If a 50/50 proposition is not definitive enough for you, I would suggest you take a look at the long-term moving average chart above. At the end of this week, the average daily gold price for the month of May was $382.34, which remains about 4% above the 20-month moving average and 16.8% above the 40-month moving average. Actually this monthly average relative to these long-term moving averages is getting very close to that of April 2003, when the average daily gold price was $327.73 and the 20-month moving average was $311.56 or 4.9% below the monthly average. The 40-month moving average then was $292.82 or 11.9% below the monthly average, compared to the 16.8% distance between May 2004 (so far) average and the 40-day moving average.

To tell you the truth, if the monthly average for May 2004 falls below the 20-month moving average, my own anxiety level will rise considerably-and that would be even more true if the average were to fall below the 40-month moving average.
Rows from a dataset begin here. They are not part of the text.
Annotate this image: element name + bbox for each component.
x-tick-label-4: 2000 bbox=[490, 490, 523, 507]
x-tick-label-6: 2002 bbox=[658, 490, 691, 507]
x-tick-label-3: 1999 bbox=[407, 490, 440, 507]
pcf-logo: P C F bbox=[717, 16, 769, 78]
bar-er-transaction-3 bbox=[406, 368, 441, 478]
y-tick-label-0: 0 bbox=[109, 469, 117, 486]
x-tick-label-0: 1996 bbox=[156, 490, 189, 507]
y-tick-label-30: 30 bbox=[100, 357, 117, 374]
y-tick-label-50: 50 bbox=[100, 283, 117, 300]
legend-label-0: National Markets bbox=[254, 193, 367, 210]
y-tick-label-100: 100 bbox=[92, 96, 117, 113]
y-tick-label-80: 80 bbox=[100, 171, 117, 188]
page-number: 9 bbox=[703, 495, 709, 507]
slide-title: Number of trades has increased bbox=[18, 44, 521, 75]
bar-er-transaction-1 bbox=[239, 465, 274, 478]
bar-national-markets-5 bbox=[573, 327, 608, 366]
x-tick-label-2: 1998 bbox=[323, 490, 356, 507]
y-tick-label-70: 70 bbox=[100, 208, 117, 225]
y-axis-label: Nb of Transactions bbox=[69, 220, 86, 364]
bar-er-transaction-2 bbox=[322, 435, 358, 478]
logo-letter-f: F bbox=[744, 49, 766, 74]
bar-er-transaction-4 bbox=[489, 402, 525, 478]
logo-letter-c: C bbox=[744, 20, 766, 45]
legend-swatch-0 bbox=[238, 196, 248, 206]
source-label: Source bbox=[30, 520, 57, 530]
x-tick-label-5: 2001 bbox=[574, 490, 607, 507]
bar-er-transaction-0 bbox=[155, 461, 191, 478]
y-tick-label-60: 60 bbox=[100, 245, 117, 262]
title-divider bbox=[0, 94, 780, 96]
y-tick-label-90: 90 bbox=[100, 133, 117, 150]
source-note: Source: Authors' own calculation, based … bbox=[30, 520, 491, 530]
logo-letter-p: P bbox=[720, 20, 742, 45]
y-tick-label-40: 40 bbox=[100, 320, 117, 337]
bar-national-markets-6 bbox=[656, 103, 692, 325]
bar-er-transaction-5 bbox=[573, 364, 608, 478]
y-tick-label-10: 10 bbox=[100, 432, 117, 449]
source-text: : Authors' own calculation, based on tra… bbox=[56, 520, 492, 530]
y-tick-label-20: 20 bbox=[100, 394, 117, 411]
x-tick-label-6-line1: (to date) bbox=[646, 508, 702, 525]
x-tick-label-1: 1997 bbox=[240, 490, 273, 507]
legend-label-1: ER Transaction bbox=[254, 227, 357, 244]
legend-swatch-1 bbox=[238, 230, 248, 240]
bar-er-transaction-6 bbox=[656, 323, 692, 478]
But this is why you need to understand what is really going on behind the scenes in the gold market and why it is so, so important that you don't go to CNBC and Kudlow and Cramer for that kind of information. Those institutions are prejudiced against gold. It is exactly when the establishment is about to lose control that they bring out what ammunition they have left to try to scare the less hardy gold holders out of their pants and out of gold. Why? Well, so they can cover their short positions or perhaps stock up themselves, that's why! I'm not saying Kudlow and Cramer are doing that. They may or may not be. But you can bet your bottom dollar that the shorts (like Barrick, which is very, very deeply under water, and has friends in high places) do use all their powers to help themselves at your expense.